Friday, April 26, 2002

The ultimate yardstick of how the Hewlett v. Hewlett Packard case will be decided won't come down to some arcane interpretation of a law. That's not how a court of equity works. And Delaware's Chancery Court is a court of equity. The measurements made by Chancellor Chandler are ones marked by fairness. What are the facts of the case? What potential harm exists to all of the people involved in making a decision one way or another? Were the shareholders mislead? Was the investment bank coerced into voting a particular way? Were economic forecasts misleading?
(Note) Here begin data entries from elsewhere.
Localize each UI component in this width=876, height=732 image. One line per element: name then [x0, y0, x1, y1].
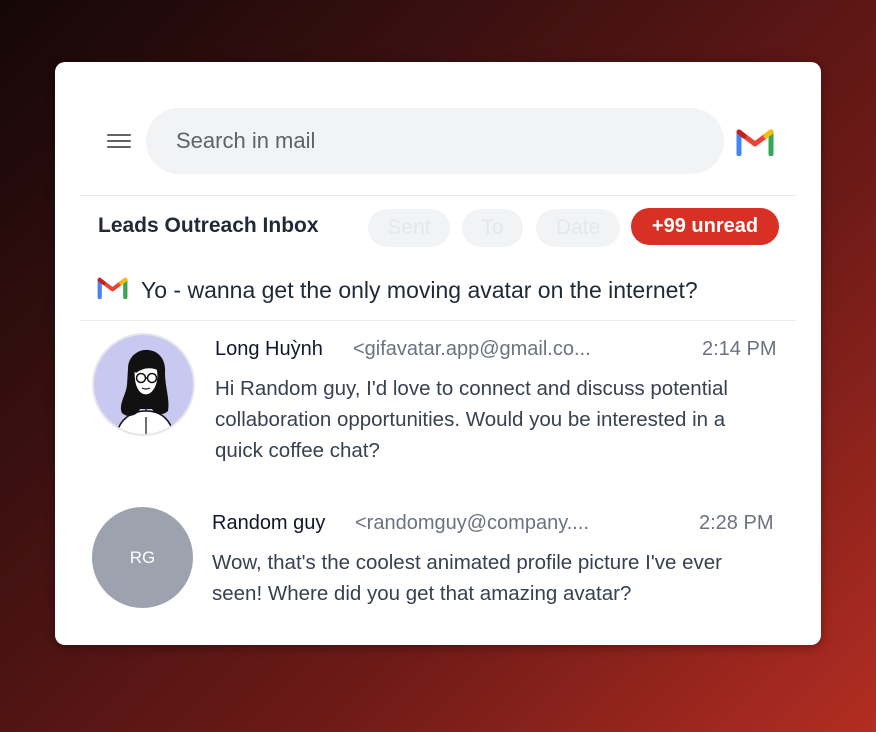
sender-email: <randomguy@company....: [355, 512, 589, 534]
search-input[interactable]: [146, 108, 724, 174]
message-preview: Hi Random guy, I'd love to connect and d…: [215, 377, 728, 462]
sender-name: Long Huỳnh: [215, 338, 323, 360]
sender-email: <gifavatar.app@gmail.co...: [353, 338, 591, 360]
avatar[interactable]: RG: [92, 507, 193, 608]
message-time: 2:14 PM: [702, 338, 777, 360]
message-preview: Wow, that's the coolest animated profile…: [212, 551, 722, 605]
unread-badge[interactable]: +99 unread: [631, 208, 779, 245]
filter-chip-sent[interactable]: Sent: [368, 209, 450, 247]
menu-icon[interactable]: [107, 132, 131, 150]
mail-card: Leads Outreach Inbox Sent To Date +99 un…: [55, 62, 821, 645]
person-illustration-icon: [116, 349, 175, 434]
thread-subject: Yo - wanna get the only moving avatar on…: [141, 277, 698, 303]
avatar[interactable]: [92, 333, 195, 436]
avatar-initials: RG: [129, 547, 156, 567]
inbox-title: Leads Outreach Inbox: [98, 214, 319, 237]
gmail-logo-icon: [97, 277, 128, 299]
message-time: 2:28 PM: [699, 512, 774, 534]
divider: [80, 195, 796, 196]
sender-name: Random guy: [212, 512, 326, 534]
filter-chip-to[interactable]: To: [462, 209, 523, 247]
filter-chip-date[interactable]: Date: [536, 209, 620, 247]
gmail-logo-icon: [736, 129, 774, 156]
divider: [80, 320, 796, 321]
Were they so misleading, intentionally or unintentionally, that a vote was made without a reasonable understanding of the possible risks involved in a merger? Did the people making those forecasts act in good faith? Can a remedy be drafted that will overcome potential problems with the vote, such as another vote? Would another vote likely produce the same results? Would the cost in time and money to hold another vote be damaging to parties involved, including all of the shareholders?
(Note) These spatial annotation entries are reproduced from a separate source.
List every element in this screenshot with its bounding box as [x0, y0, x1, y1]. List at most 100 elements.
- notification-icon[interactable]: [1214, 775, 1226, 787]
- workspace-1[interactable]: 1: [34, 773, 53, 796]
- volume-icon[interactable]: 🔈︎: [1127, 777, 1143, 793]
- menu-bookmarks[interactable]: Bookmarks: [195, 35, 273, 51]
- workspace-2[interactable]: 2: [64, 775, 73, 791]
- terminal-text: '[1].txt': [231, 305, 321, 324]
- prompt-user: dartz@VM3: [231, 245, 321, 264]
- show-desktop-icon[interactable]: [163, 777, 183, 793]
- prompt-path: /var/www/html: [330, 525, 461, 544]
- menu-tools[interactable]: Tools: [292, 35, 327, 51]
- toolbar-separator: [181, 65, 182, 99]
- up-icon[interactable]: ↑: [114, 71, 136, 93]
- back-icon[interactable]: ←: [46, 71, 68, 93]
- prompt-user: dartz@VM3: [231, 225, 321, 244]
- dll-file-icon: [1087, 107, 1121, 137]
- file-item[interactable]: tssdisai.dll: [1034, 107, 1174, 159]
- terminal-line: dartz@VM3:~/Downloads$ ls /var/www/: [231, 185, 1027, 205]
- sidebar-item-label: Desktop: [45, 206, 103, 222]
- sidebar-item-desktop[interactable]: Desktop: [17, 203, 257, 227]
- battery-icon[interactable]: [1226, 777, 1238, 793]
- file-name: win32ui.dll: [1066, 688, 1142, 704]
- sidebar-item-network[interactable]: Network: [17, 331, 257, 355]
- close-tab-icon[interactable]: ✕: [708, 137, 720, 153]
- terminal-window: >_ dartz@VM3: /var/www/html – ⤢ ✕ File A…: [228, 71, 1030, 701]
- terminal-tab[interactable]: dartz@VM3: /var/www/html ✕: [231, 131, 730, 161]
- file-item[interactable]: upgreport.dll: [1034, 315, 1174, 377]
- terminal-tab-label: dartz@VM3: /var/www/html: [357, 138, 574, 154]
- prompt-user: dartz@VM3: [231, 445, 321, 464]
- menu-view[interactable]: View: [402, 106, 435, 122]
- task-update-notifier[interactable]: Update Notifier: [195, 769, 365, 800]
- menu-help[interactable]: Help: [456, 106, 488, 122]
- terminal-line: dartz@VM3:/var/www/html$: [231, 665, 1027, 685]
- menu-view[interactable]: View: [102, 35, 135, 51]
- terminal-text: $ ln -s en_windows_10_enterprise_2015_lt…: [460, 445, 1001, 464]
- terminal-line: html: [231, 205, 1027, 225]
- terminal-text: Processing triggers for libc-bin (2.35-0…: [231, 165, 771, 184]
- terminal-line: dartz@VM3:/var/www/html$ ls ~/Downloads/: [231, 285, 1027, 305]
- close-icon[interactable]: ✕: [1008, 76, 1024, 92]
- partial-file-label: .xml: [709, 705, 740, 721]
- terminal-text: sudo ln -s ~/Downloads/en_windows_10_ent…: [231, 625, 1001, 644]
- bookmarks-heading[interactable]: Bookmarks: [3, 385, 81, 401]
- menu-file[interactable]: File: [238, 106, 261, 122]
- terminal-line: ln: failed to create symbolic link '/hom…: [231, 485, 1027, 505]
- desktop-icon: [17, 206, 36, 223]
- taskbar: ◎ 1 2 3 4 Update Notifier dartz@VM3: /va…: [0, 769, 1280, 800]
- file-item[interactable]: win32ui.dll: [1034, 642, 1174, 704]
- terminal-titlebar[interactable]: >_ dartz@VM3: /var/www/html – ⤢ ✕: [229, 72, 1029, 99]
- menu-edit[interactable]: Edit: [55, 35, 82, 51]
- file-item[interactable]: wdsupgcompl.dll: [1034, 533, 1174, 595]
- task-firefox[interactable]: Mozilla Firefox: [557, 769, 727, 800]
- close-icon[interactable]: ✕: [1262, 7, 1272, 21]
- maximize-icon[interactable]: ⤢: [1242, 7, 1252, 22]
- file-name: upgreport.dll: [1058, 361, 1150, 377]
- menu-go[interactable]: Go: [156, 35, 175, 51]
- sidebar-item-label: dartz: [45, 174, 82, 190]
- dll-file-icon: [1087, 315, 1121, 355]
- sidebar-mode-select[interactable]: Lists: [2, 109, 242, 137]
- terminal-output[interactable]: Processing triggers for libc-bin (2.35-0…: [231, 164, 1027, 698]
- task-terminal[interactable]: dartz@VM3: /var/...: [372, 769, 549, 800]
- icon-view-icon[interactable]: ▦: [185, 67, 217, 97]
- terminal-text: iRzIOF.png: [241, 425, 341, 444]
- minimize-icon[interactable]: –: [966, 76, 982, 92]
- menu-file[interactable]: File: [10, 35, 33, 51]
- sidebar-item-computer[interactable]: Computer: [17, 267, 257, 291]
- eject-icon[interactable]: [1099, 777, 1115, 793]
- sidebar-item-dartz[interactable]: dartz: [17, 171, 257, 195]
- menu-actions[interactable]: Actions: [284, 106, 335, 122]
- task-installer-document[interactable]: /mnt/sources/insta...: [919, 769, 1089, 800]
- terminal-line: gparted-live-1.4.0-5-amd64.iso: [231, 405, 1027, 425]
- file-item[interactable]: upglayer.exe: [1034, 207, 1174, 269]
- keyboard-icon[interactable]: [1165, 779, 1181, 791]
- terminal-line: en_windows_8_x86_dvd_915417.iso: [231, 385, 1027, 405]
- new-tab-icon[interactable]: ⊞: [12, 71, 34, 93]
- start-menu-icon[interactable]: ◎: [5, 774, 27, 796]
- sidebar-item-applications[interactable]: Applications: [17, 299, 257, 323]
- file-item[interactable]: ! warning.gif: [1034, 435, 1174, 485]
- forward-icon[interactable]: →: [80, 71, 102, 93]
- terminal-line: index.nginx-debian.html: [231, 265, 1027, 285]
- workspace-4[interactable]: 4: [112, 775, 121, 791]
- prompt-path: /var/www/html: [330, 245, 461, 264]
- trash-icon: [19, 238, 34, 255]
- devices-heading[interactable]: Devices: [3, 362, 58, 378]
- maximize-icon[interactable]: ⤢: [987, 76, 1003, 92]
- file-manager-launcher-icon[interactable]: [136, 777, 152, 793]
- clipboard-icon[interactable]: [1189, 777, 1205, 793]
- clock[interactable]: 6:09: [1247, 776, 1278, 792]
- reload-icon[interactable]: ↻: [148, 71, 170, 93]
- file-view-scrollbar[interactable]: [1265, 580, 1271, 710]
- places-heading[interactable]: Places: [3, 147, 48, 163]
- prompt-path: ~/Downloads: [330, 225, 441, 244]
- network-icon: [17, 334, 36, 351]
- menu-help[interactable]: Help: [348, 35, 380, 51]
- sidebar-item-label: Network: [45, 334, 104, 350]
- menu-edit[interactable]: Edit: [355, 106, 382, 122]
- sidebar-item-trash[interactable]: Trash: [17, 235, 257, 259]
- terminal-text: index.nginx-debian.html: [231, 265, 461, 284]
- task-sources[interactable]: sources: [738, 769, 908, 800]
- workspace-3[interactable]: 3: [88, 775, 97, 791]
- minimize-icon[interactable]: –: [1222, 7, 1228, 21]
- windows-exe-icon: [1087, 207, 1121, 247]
You can pull out legal doctrines and precedents from previous Delaware and Chancery Court cases all you want, and polish them up nice and shiny and point to them and make whatever prognostications that you may. But when it comes down to the top judge in the Chancery Court making a decision in this case, what matters is fairness. The legal doctrines and the precedents are ways of getting there, but the result is something that will be based upon simpler rules of equity. These words from former Chancellor William T. Quillen apply here:
Unlike its extinct English ancestor, the High Court of Chancery of Great Britain, Delaware's Court of Chancery has never become so bound by procedural technicalities and restrictive legal doctrines that it has failed the fundamental purpose of an equity court--to provide relief suited to the circumstances when no adequate remedy is available at law.